The BOSwine software, which resides on the farm's back-end server, stores the tag's unique ID number, as well as other data related to the piglet, such as the ID numbers of its parents' tag ID numbers, the date and time of its birth, and its birth weight. After that, the software displays an alert if the RFID tag is not scanned at least once every five days as it receives some kind of treatment, Daskal says, thereby ensuring piglets do not fall through the cracks and miss necessary procedures.

Each pig then goes through a lifecycle of receiving procedures, such as vaccinations, insemination, pregnancy care, birthing, weaning and re-insemination. A healthy lactating sow, which has had the proper vaccinations—including one against flu viruses such as H1N1—will pass those antibodies on to her piglets during the 30-day period in which she nurses her newest litter.

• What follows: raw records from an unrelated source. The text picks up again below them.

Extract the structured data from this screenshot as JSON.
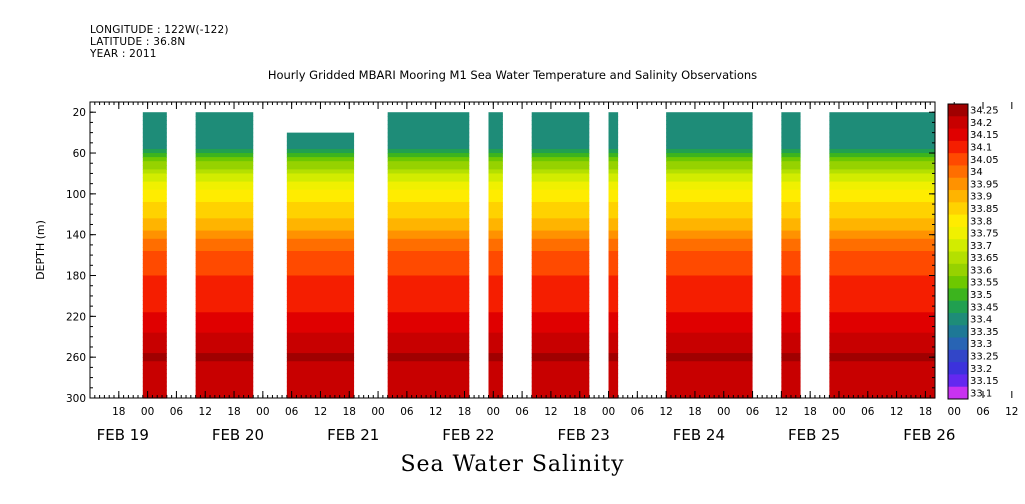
{
  "header": {
    "longitude": "LONGITUDE : 122W(-122)",
    "latitude": "LATITUDE : 36.8N",
    "year": "YEAR : 2011"
  },
  "chart_data": {
    "type": "heatmap",
    "title": "Hourly Gridded MBARI Mooring M1 Sea Water Temperature and Salinity Observations",
    "caption": "Sea Water Salinity",
    "ylabel": "DEPTH (m)",
    "ylim": [
      10,
      300
    ],
    "y_inverted": true,
    "y_ticks": [
      "20",
      "60",
      "100",
      "140",
      "180",
      "220",
      "260",
      "300"
    ],
    "x_hour_ticks": [
      "18",
      "00",
      "06",
      "12",
      "18",
      "00",
      "06",
      "12",
      "18",
      "00",
      "06",
      "12",
      "18",
      "00",
      "06",
      "12",
      "18",
      "00",
      "06",
      "12",
      "18",
      "00",
      "06",
      "12",
      "18",
      "00",
      "06",
      "12",
      "18",
      "00",
      "06",
      "12"
    ],
    "x_day_labels": [
      "FEB 19",
      "FEB 20",
      "FEB 21",
      "FEB 22",
      "FEB 23",
      "FEB 24",
      "FEB 25",
      "FEB 26"
    ],
    "x_range_hours": [
      "2011-02-19 12:00",
      "2011-02-26 20:00"
    ],
    "data_segments_hours": [
      {
        "start": "2011-02-19 23:00",
        "end": "2011-02-20 04:00",
        "top_depth": 20
      },
      {
        "start": "2011-02-20 10:00",
        "end": "2011-02-20 22:00",
        "top_depth": 20
      },
      {
        "start": "2011-02-21 05:00",
        "end": "2011-02-21 19:00",
        "top_depth": 40
      },
      {
        "start": "2011-02-22 02:00",
        "end": "2011-02-22 19:00",
        "top_depth": 20
      },
      {
        "start": "2011-02-22 23:00",
        "end": "2011-02-23 02:00",
        "top_depth": 20
      },
      {
        "start": "2011-02-23 08:00",
        "end": "2011-02-23 20:00",
        "top_depth": 20
      },
      {
        "start": "2011-02-24 00:00",
        "end": "2011-02-24 02:00",
        "top_depth": 20
      },
      {
        "start": "2011-02-24 12:00",
        "end": "2011-02-25 06:00",
        "top_depth": 20
      },
      {
        "start": "2011-02-25 12:00",
        "end": "2011-02-25 16:00",
        "top_depth": 20
      },
      {
        "start": "2011-02-25 22:00",
        "end": "2011-02-26 20:00",
        "top_depth": 20
      }
    ],
    "salinity_profile": [
      {
        "depth": 20,
        "salinity": 33.35
      },
      {
        "depth": 40,
        "salinity": 33.35
      },
      {
        "depth": 55,
        "salinity": 33.4
      },
      {
        "depth": 65,
        "salinity": 33.5
      },
      {
        "depth": 80,
        "salinity": 33.65
      },
      {
        "depth": 95,
        "salinity": 33.75
      },
      {
        "depth": 115,
        "salinity": 33.82
      },
      {
        "depth": 130,
        "salinity": 33.88
      },
      {
        "depth": 145,
        "salinity": 33.95
      },
      {
        "depth": 160,
        "salinity": 34.03
      },
      {
        "depth": 180,
        "salinity": 34.05
      },
      {
        "depth": 200,
        "salinity": 34.06
      },
      {
        "depth": 215,
        "salinity": 34.1
      },
      {
        "depth": 230,
        "salinity": 34.13
      },
      {
        "depth": 245,
        "salinity": 34.17
      },
      {
        "depth": 255,
        "salinity": 34.2
      },
      {
        "depth": 265,
        "salinity": 34.2
      },
      {
        "depth": 280,
        "salinity": 34.16
      },
      {
        "depth": 300,
        "salinity": 34.15
      }
    ],
    "legend": {
      "placement": "right",
      "levels": [
        "34.25",
        "34.2",
        "34.15",
        "34.1",
        "34.05",
        "34",
        "33.95",
        "33.9",
        "33.85",
        "33.8",
        "33.75",
        "33.7",
        "33.65",
        "33.6",
        "33.55",
        "33.5",
        "33.45",
        "33.4",
        "33.35",
        "33.3",
        "33.25",
        "33.2",
        "33.15",
        "33.1"
      ],
      "colors": [
        "#a00000",
        "#c80000",
        "#e00000",
        "#f51e00",
        "#ff4a00",
        "#ff6e00",
        "#ff9200",
        "#ffb400",
        "#ffd200",
        "#ffec00",
        "#f0f000",
        "#d2ec00",
        "#b4e000",
        "#96d200",
        "#6ec800",
        "#3cb41e",
        "#20a050",
        "#1e8c78",
        "#1e7896",
        "#2864b4",
        "#3246c8",
        "#3c32dc",
        "#6428f0",
        "#c832f0"
      ]
    }
  }
}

The day before procedures are scheduled, farm employees can print a report from the BOS software indicating which pigs are due for which procedure. Those reports are made available to the farm's veterinarians and other workers, who can then prepare an area in advance—by knowing, for example, how many vaccines will be administered the following day, the number of pigs that will be inseminated, or the number of sows due to give birth.

As each pig receives its appropriate service, its tag is read with a stick reader that has a read range of approximately 60 centimeters (24 inches), which transmits wirelessly to a laptop computer that sends data to the BOS software server. The server confirms that the proper pig is receiving the correct service, and stores information regarding that procedure on that particular date. If the pig should not be receiving that service, or if another animal fails to receive the procedure for which it was scheduled, an "irregularity alert" can be sent to the software users, as well as to the staff using the readers, on the display of the laptop or the handheld reader.

According to Lazimi, the farm has tagged all of its sows and continues to tag the appropriate piglets. To date, he says, the system has reduced the piglet mortality rate from 25 percent to 18 percent, and that rate is still dropping. It has accomplished this by ensuring that each mother sow has received the proper health care prior to delivery, and that she is delivering healthy piglets she can feed with antibody-rich milk. The system has also shown its ability to increase the sows' productivity, by ensuring that a mother pig is separated from her piglets as soon as they are weanable, and is inseminated once she is deemed ready. In the future, Lazimi says, the farm also plans to provide genetics information regarding which mother-father pairings are producing the largest, healthiest litters.

"It's providing an amazing solution," Lazimi says, noting that BOSwine provides access to more detailed information regarding each pig's life, health and productivity. The farm expects to see a return on its investment within less than a year, based on the sows' increased productivity and the piglets' improved health.